Вызывали на допросы и Марка. Он быстро сообразил, что отнюдь не только «Лизунцы» интересуют следствие. Откуда-то всплыло и слово «семинары», обросло плотью намеков и неосторожных косвенных показаний, так что если б не упорное молчание Владика, специально выписанного из мордовского лагеря, вполне могло бы перекочевать в обвинительное заключение. Но не перекочевало. Магнитофонные пленки—не доказательство, сколько ни намекай на их существование. А свидетели в голос твердили, что да, собирались полузнакомые люди по разным домам, иной раз и у покойного В. М., политики никакой не было. Следствие только разворачивалось в полную силу, когда Ярослав вдруг улизнул в Вену—такое бывало, плохая была координация между отделами органов. И Истомин, главный злодей, исчез с концами. Побесился следователь да и успокоился—на Баевского-то материалов было предостаточно. И черновики он не все уничтожил, и от авторства мюнхенской книжки не отказывался. А Марк молчал—не так, конечно, как брат, кое-что говорил, да все не то. Да, учился с Розенкранцем на одном курсе, потом как-то разошлись. Как, он уехал в Америку? Припоминаю, об этом говорилось в статье прозаика Ч. Прискорбно. Поступок брата оценить никак не могу. Романа не читал. Как он передал его за границу? Понятия не имею.
— Ваш почерк?—Струйский протянул ему написанное по просьбе Сергея Георгиевича письмо.—Ваша подпись?
— Мои,—сказал Марк.
— Как же прикажете расценивать данный документ? Видите, тут черным по белому—поступок моего брата Баевского А. Е., то есть изготовление антисоветской литературы и передачу ее за рубеж, решительно осуждаю. Вы же взрослый человек, Марк Евгеньевич. С высшим образованием. Вам ясно, что подразумевается этой фразой? Ваше согласие с антисоветским характером романа, раз. Косвенное подтверждение того, что Баевский переправил его в «Рассвет» для публикации, два.
— Видите ли,—Марк взглянул на Струйского с чувством, которое испытывал в жизни, может, раза два. С ненавистью.—Меня вынудили составить это заявление путем шантажа. И ты учти, лейтенант, мне терять нечего, я человек конченый. Не вызывай меня больше на допросы. Не стоит. Провалишь свое первое дело. А что я сказал насчет шантажа— занеси в протокол.

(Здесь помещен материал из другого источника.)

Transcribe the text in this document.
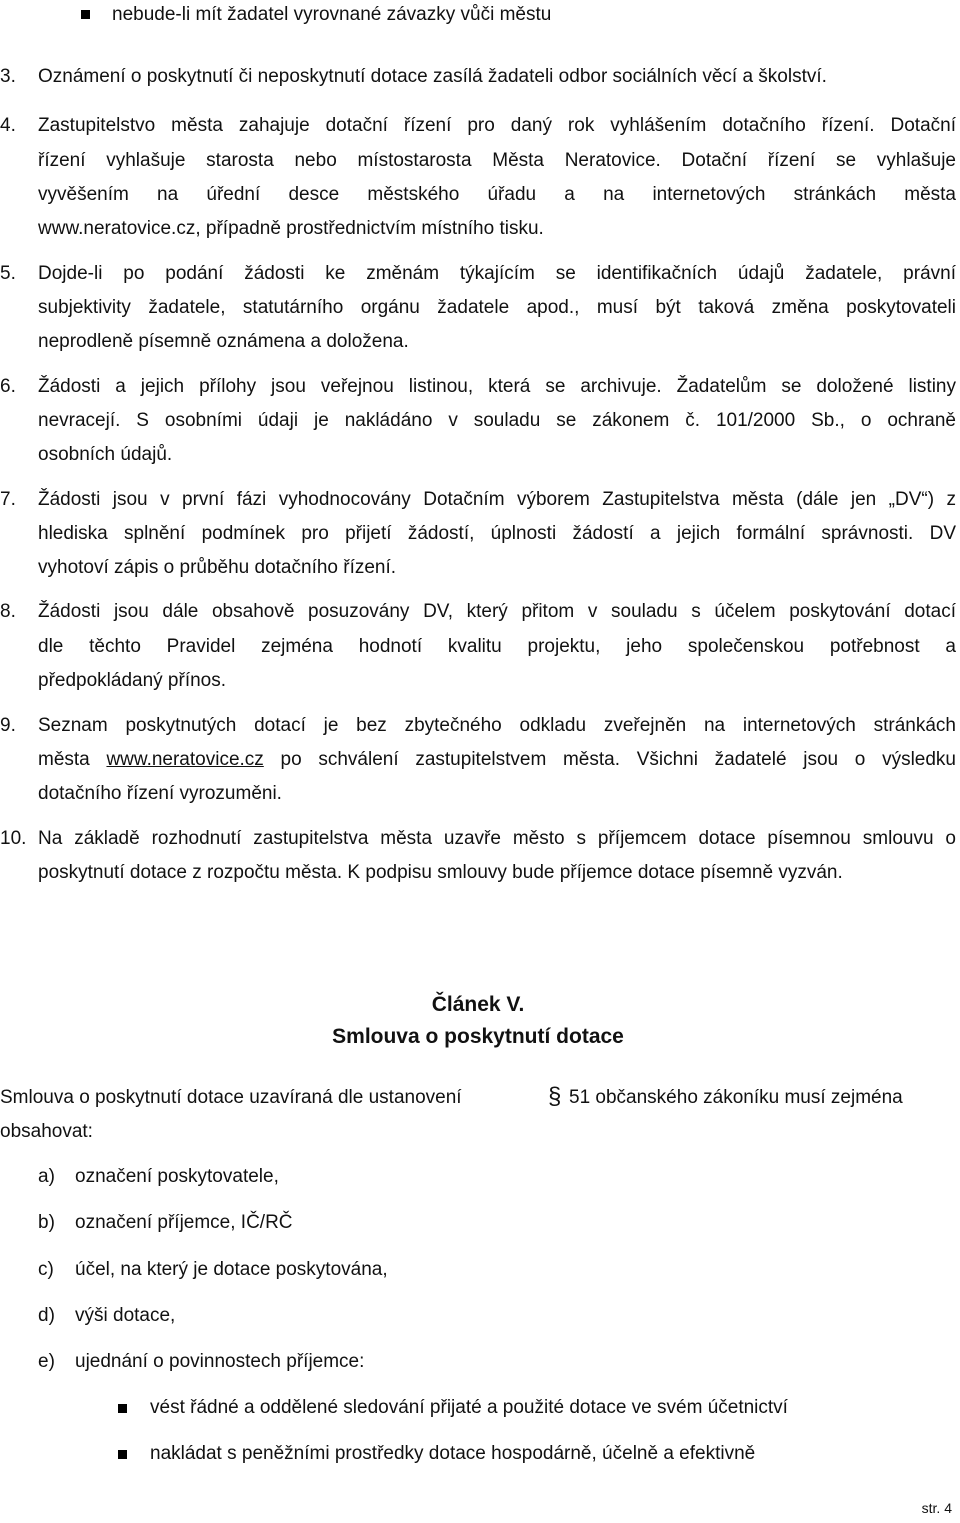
nebude-li mít žadatel vyrovnané závazky vůči městu
3. Oznámení o poskytnutí či neposkytnutí dotace zasílá žadateli odbor sociálních věcí a školství.
4. Zastupitelstvo města zahajuje dotační řízení pro daný rok vyhlášením dotačního řízení. Dotační
řízení vyhlašuje starosta nebo místostarosta Města Neratovice. Dotační řízení se vyhlašuje
vyvěšením na úřední desce městského úřadu a na internetových stránkách města
www.neratovice.cz, případně prostřednictvím místního tisku.
5. Dojde-li po podání žádosti ke změnám týkajícím se identifikačních údajů žadatele, právní
subjektivity žadatele, statutárního orgánu žadatele apod., musí být taková změna poskytovateli
neprodleně písemně oznámena a doložena.
6. Žádosti a jejich přílohy jsou veřejnou listinou, která se archivuje. Žadatelům se doložené listiny
nevracejí. S osobními údaji je nakládáno v souladu se zákonem č. 101/2000 Sb., o ochraně
osobních údajů.
7. Žádosti jsou v první fázi vyhodnocovány Dotačním výborem Zastupitelstva města (dále jen „DV“) z
hlediska splnění podmínek pro přijetí žádostí, úplnosti žádostí a jejich formální správnosti. DV
vyhotoví zápis o průběhu dotačního řízení.
8. Žádosti jsou dále obsahově posuzovány DV, který přitom v souladu s účelem poskytování dotací
dle těchto Pravidel zejména hodnotí kvalitu projektu, jeho společenskou potřebnost a
předpokládaný přínos.
9. Seznam poskytnutých dotací je bez zbytečného odkladu zveřejněn na internetových stránkách
města www.neratovice.cz po schválení zastupitelstvem města. Všichni žadatelé jsou o výsledku
dotačního řízení vyrozuměni.
10. Na základě rozhodnutí zastupitelstva města uzavře město s příjemcem dotace písemnou smlouvu o
poskytnutí dotace z rozpočtu města. K podpisu smlouvy bude příjemce dotace písemně vyzván.
Článek V.
Smlouva o poskytnutí dotace
Smlouva o poskytnutí dotace uzavíraná dle ustanovení	§ 51 občanského zákoníku musí zejména
obsahovat:
a) označení poskytovatele,
b) označení příjemce, IČ/RČ
c) účel, na který je dotace poskytována,
d) výši dotace,
e) ujednání o povinnostech příjemce:
vést řádné a oddělené sledování přijaté a použité dotace ve svém účetnictví
nakládat s peněžními prostředky dotace hospodárně, účelně a efektivně
str. 4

Через пять минут побледневший Струйский выписал ему пропуск на выход—и больше, действительно, не вызывал. Надо добавить справедливости ради, что за порученное ему дело Баевского взялся он с огромной неохотой, чуть не поссорился с отцом и добился даже, что его вскоре от следствия отстранили—слишком много грубостей шепотом пришлось ему выслушать от некоторых свидетелей.
А адвокат Ефим Семенович ничуть не терял своей веселости, в частности, долго и заразительно смеялся, когда Марк спросил, нельзя ли подать на прозаика Ч. или на «Литературную газету» в суд за клевету. Вообще же много дрыгал пухлыми ручками и ножками и жаловался на трудности работы с подзащитным. Тому, оказывается, не терпелось изобразить из себя героя, в последнем слове воззвать к гражданской совести судей и чуть ли не мировому общественному мнению. «Безумец!—восклицал адвокат.—Как он осложняет мне работу! И какое мировое общественное мнение? Какая совесть может быть в таком бесспорном деле, на полузакрытом суде?»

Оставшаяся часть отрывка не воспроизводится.